第50話 気がかり
結局、相良さんからのお説教は30分にも及んでいた。
仕事面だけでなく人格を否定されたようなその言葉が甦っては私の頭の中を巡る……。
ため息をついてスマホを見ると追い討ちをかけるように奈那からの着信とメールがあった。
「美愛、話したい……。会えないかな?」
その文面を見て嫌な予感がする。
「ごめん、残業で今帰りなの。また早く上がれそうな日があったら連絡するね。最近残業が多いからいつになるかわからないけど……」
早く上がれる日なんてないかもしれないけれど、それならそれでいいやと、どこか投げやりな感情になりながら私はスマホを鞄にしまった。
***
それから毎日のように相良さんからの監視の視線を感じるようになり、取引先の電話とのやり取りも一語一句聞かれている。
何か少しでもヘマをすれば電話を切った後すぐに相良さんが飛んで来て、
「今のは何?」
から説教が始まるのだ。
まるで粗捜しのようなそんな日々が続いている。
黒石部長が相良さんをおかしくしているような気がしてならない。
「それじゃあ私、これから打ち合わせで直帰だからよろしくね。くれぐれもヘマはしないでよ」
相良さんは念押しするように言うと、ジャケットを羽織り、颯爽と営業部を出て行った。
その後ろ姿を見送って、私は少し安心した。
それからしばらくすると黒石部長も打ち合わせに行くと言って出て行った。
予定表には黒石部長の打ち合わせの記載はなかったが……。
「美愛、最近疲れてるでしょ? 今日は少し早く上がりなよ」
彩香さんが私を気遣ってくれた。
「ありがとうございます! でも大丈夫です」
彩香さんの言葉に俯いて言った。
「気にしなくて大丈夫だよ。

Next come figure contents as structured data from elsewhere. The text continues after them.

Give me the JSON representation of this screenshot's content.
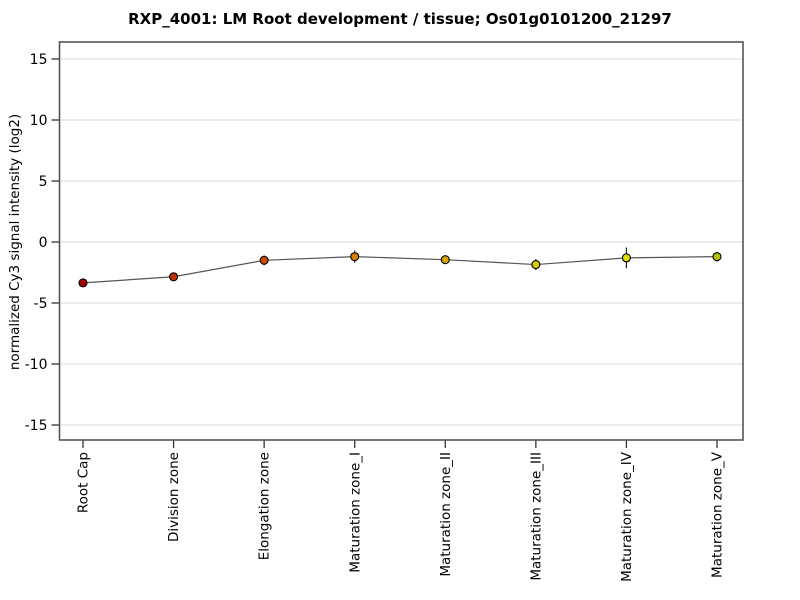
{
  "chart_data": {
    "type": "line",
    "title": "RXP_4001: LM Root development / tissue; Os01g0101200_21297",
    "xlabel": "",
    "ylabel": "normalized Cy3 signal intensity (log2)",
    "categories": [
      "Root Cap",
      "Division zone",
      "Elongation zone",
      "Maturation zone_I",
      "Maturation zone_II",
      "Maturation zone_III",
      "Maturation zone_IV",
      "Maturation zone_V"
    ],
    "values": [
      -3.35,
      -2.85,
      -1.5,
      -1.2,
      -1.45,
      -1.85,
      -1.3,
      -1.2
    ],
    "error_bars": [
      0.15,
      0.15,
      0.4,
      0.5,
      0.25,
      0.45,
      0.85,
      0.4
    ],
    "point_colors": [
      "#A30000",
      "#C23000",
      "#CC4A00",
      "#D97C00",
      "#D9A300",
      "#D9CC00",
      "#DCDC00",
      "#B5C400"
    ],
    "y_ticks": [
      15,
      10,
      5,
      0,
      -5,
      -10,
      -15
    ],
    "ylim": [
      -16.3,
      16.4
    ],
    "grid": "horizontal",
    "legend": "none",
    "colors": {
      "grid": "#E2E2E2",
      "frame": "#555555",
      "line": "#555555",
      "tick": "#333333",
      "text": "#000000",
      "error_bar": "#222222",
      "point_stroke": "#000000"
    }
  }
}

こういうチャンス滅多にないからさ」
彩香さんがこの場所で唯一私に逃げ場を与えてくれた。
「裕子ちゃんには私からうまく言っておくから」
息が詰まりそうなこの場所で見る彩香さんは女神のように感じられた。
「本当にありがとうございます!」
私は彩香さんに頭を下げると帰り支度をして、会社を出た。
***
こんなに早く上がれることなんて滅多にない。
まだこんなにも外が明るい。
私は空気を吸い込んだ。息ができる!
少しでもあんな息苦しいところから逃れていられる。それだけのことが私を幸せな気持ちにさせた。
だけど……。
私はスマホに目を向けて、またため息をついた。
こっちはいつまでも逃げてるわけにはいかないよね……。
「お疲れさま。今日早く上がれたんだけど、この後どうかな?」
私は奈那にメールを打つと、駅に向かった。